The Blues got their championship rings Monday at a team dinner. They enjoyed the banner raising Wednesday, signifying their Stanley Cup championship in 2018-19, prior to their season opener against the Washington Capitals at Enterprise Center.
Now, as Brayden Schenn put it early in the week: “It’s game-on after that. No looking back in the past and thinking how good a team we were last year.”
Well, not quite. The Blues have one more piece of unfinished business when it comes to celebrating their NHL title: a visit to the White House.
And that comes on Oct. 15, at the tail end of a four-game, eight-day trip that takes them to Toronto, Ottawa, Montreal and the New York Islanders. The Blues play a noon game (Central time) on Oct. 14, Columbus Day, in New York against the Islanders, then head south to the nation’s capital for the White House visit the next day.
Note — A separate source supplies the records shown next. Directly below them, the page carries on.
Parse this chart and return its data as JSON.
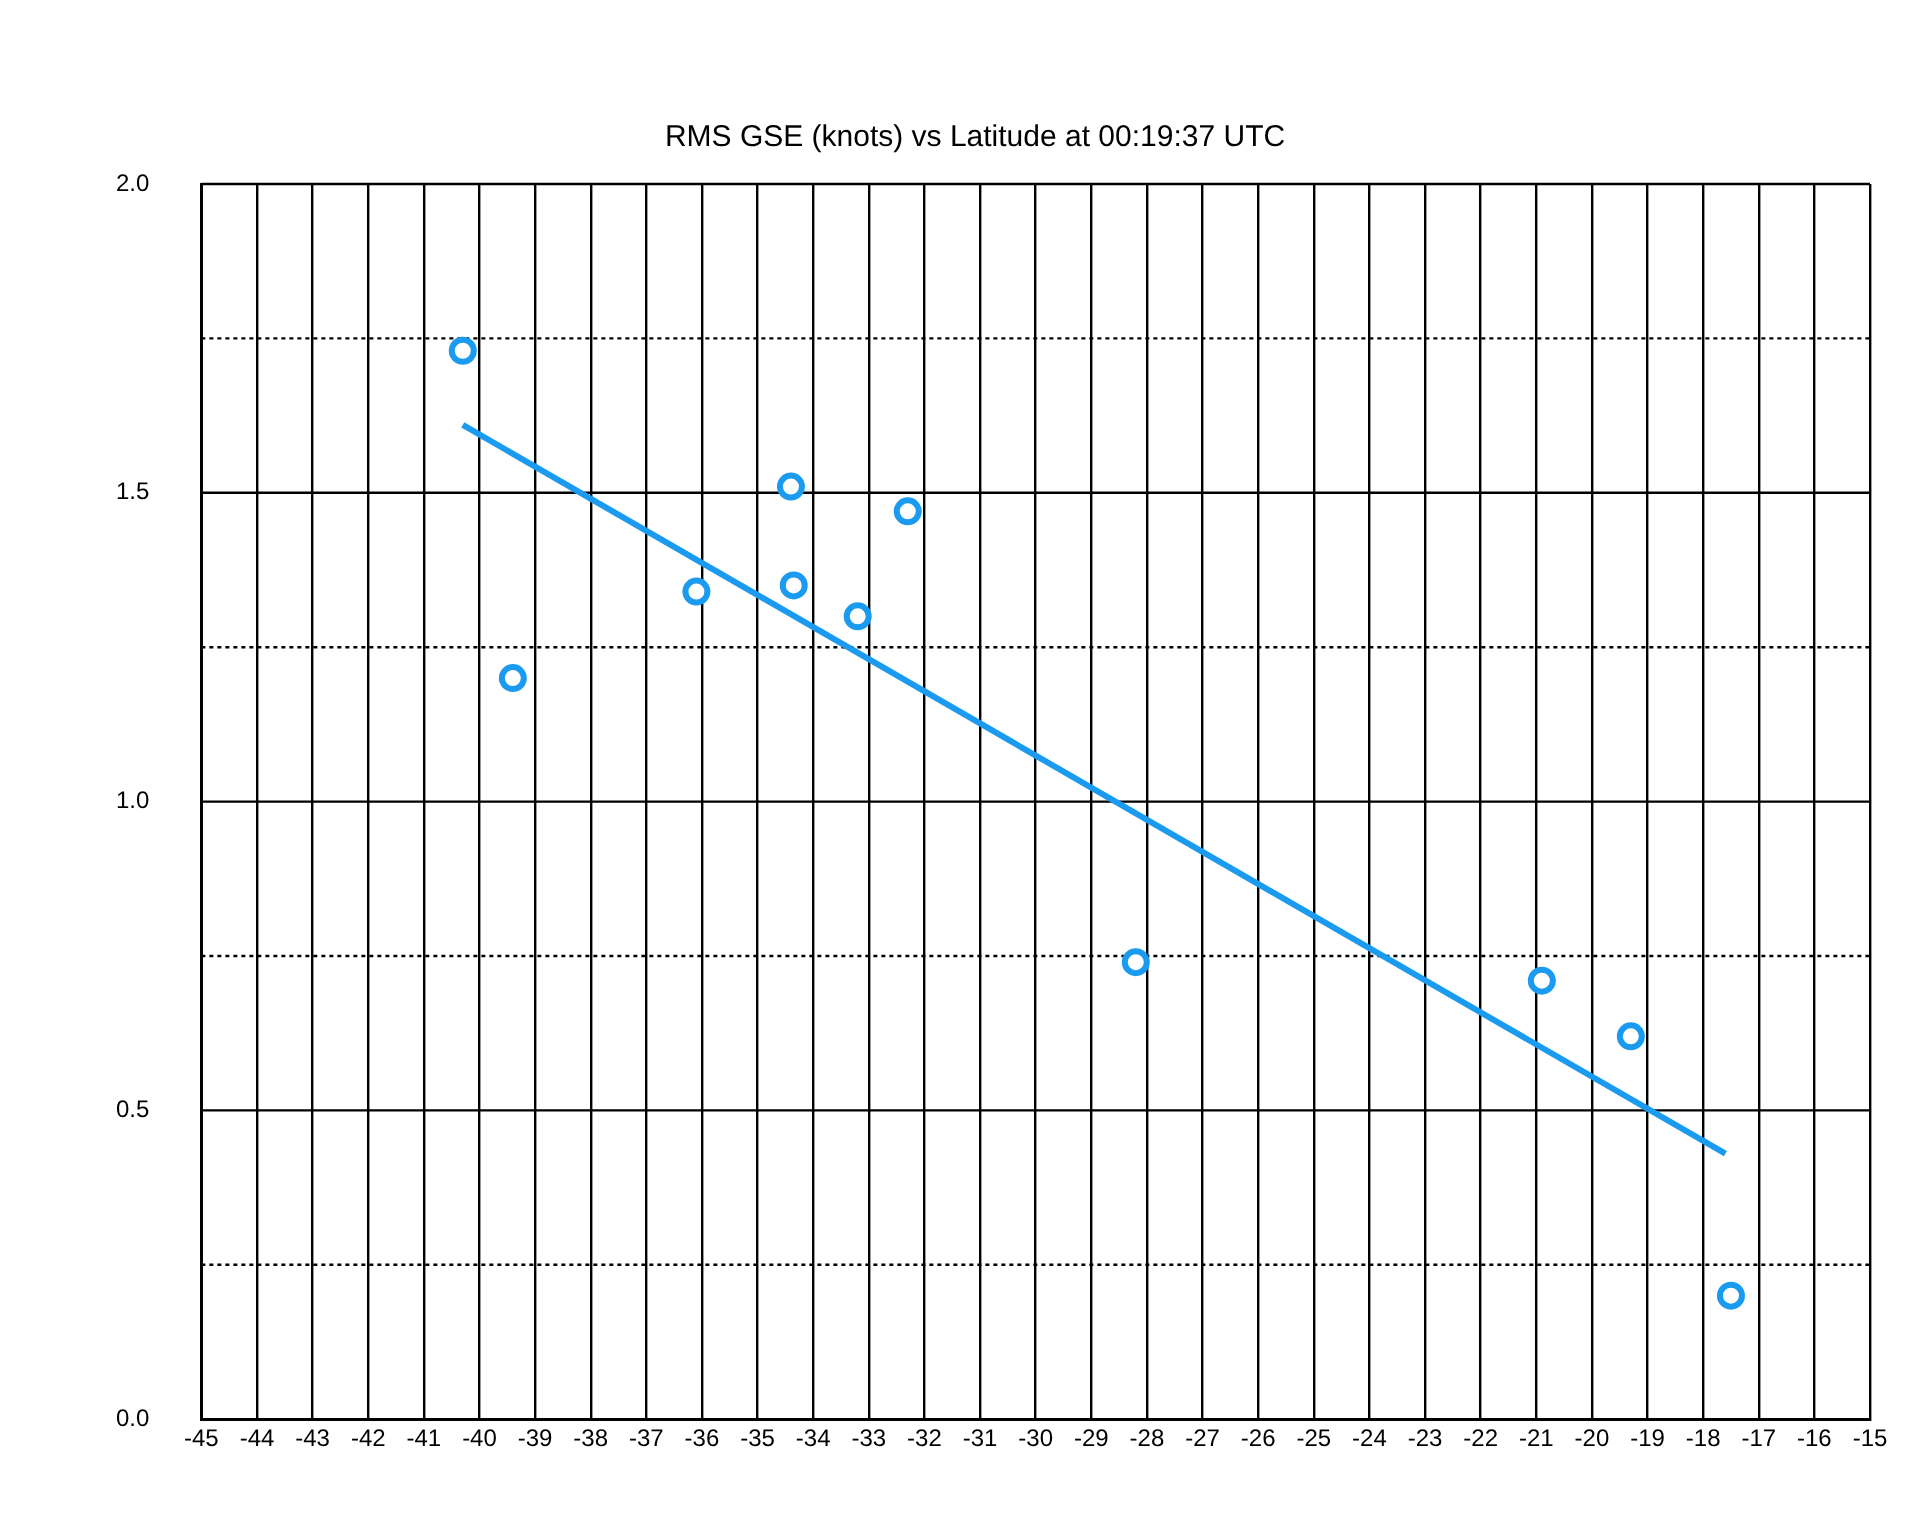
{
  "chart_data": {
    "type": "scatter",
    "title": "RMS GSE (knots) vs Latitude at 00:19:37 UTC",
    "x": [
      -40.3,
      -39.4,
      -36.1,
      -34.4,
      -34.35,
      -33.2,
      -32.3,
      -28.2,
      -20.9,
      -19.3,
      -17.5
    ],
    "series": [
      {
        "type": "scatter",
        "color": "#1a9bf0",
        "values": [
          1.73,
          1.2,
          1.34,
          1.51,
          1.35,
          1.3,
          1.47,
          0.74,
          0.71,
          0.62,
          0.2
        ]
      },
      {
        "type": "line",
        "color": "#1a9bf0",
        "marker": "none",
        "x": [
          -40.3,
          -17.6
        ],
        "values": [
          1.61,
          0.43
        ]
      }
    ],
    "xlim": [
      -45,
      -15
    ],
    "xticks": [
      -45,
      -44,
      -43,
      -42,
      -41,
      -40,
      -39,
      -38,
      -37,
      -36,
      -35,
      -34,
      -33,
      -32,
      -31,
      -30,
      -29,
      -28,
      -27,
      -26,
      -25,
      -24,
      -23,
      -22,
      -21,
      -20,
      -19,
      -18,
      -17,
      -16,
      -15
    ],
    "ylim": [
      0,
      2
    ],
    "yticks": [
      {
        "value": 0,
        "label": "0.0"
      },
      {
        "value": 0.25,
        "label": null
      },
      {
        "value": 0.5,
        "label": "0.5"
      },
      {
        "value": 0.75,
        "label": null
      },
      {
        "value": 1,
        "label": "1.0"
      },
      {
        "value": 1.25,
        "label": null
      },
      {
        "value": 1.5,
        "label": "1.5"
      },
      {
        "value": 1.75,
        "label": null
      },
      {
        "value": 2,
        "label": "2.0"
      }
    ],
    "grid": true,
    "legend": false,
    "marker": "circle"
  }
}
As of Wednesday, the Blues had yet to receive a precise itinerary from the White House.
“My understanding is we’re going to get there at 1:30,” Blues chairman and governor Tom Stillman said. “We’re going to have a tour. And we’re going to have a little ceremony with the president at 3:30 p.m.”
The Blues don’t play their one (and only) regular-season game in Washington until March 24. They didn’t want to wait that late in the season for their visit. And with the early start Oct. 14 against the Islanders and then two off-days before their next game — an Oct. 17 contest against Vancouver — Oct. 15 seemed like a good spot for the visit.
“I think it’s an honor for the team to be invited to the White House, so I’m happy we’re going,” Stillman said.
The Blues will be only the second St. Louis pro franchise to visit the White House after winning a league title. The Super Bowl XXXIV champion Rams never scheduled a visit after the 1999 season, for reasons that remain unclear.
The St. Louis Hawks of Bob Pettit, Cliff Hagan and Ed Macauley won the NBA title in the 1957-58 season. But the first White House visit for an NBA champion didn’t come until President John F. Kennedy, who was born in suburban Boston, invited the Boston Celtics in 1963.
For the last few decades, it has become customary for champions of major professional sports leagues — at least those from the United States — to visit the White House. As well as champions in college sports. But during the presidency of Donald J. Trump, only about half of those championship teams have visited the White House.
Some have not been invited by the president; others have decided not to attend. And in some cases, individual athletes from those teams have chosen not to attend.
In the case of the Blues, the team believes its entire roster will attend.
It’s a roster that currently includes only three U.S. players: forward Zach Sanford is from Salem, Mass.; forward Mackenzie MacEachern is from Bloomfield Hills, Mich.; and defenseman Justin Faulk is from South St. Paul, Minn.
The remainder of the roster includes 16 players from Canada, two from Sweden and two from Russia.
In addition, two retired players who were part of the Blues organization last season are expected to attend on Oct. 15: forward Chris Thorburn, who is from Sault Ste. Marie, Ontario, and defenseman and St. Louis native Chris Butler.
“I’m looking forward to it,” goalie Jake Allen said. “Whatever your view on politics is, it’s your own personal thing. But just the experience of going and seeing (the White House), not many people get that chance. It’s going to be pretty neat.”
Allen has never been inside the White House.
“I’ve been outside, around the fence and that stuff,” Allen said. “But just a regular tourist.”
Not only has forward Oskar Sundqvist been inside the White House, he’s been there for a championship visit as a member of the Pittsburgh Penguins following the 2015-16 season during the last year of the Barack Obama administration.
Sundqvist was also part of the Pittsburgh organization that repeated as Stanley Cup champions in 2016-17. But he was a member of the Blues by the time that Penguins team visited the Trump White House in October 2017, and Sundqvist did not attend.
“It’s a special house,” said Sundqvist, who is from Boden, Sweden. “It’s something you’re going to remember for the rest of your life. How it looks in there. How cool it is in there.
“Usually you get a tour in the beginning, and then you wait for the president to come. He shakes everyone’s hand. And then he’s having like a little speech in his media room and stuff like that. Usually, you give out a gift for him.”
As for Stillman, he once worked as a lawyer with the U.S. Department of Commerce, so he’s been to the White House for meetings.
“But not as part of a tour,” he said.
During several recent White House trips by championship teams, including the Clemson football team, the North Dakota State football team and the Baylor women’s basketball team, the guests have been served fast food.
It’s not known if the Blues will be fed, but if that’s the case, Stillman noted: “I’d really prefer the Sausage Egg McMuffin. I really think the Sausage Egg McMuffin is kind of a delicacy.”
Tom Timmermann of the Post-Dispatch staff contributed to this story.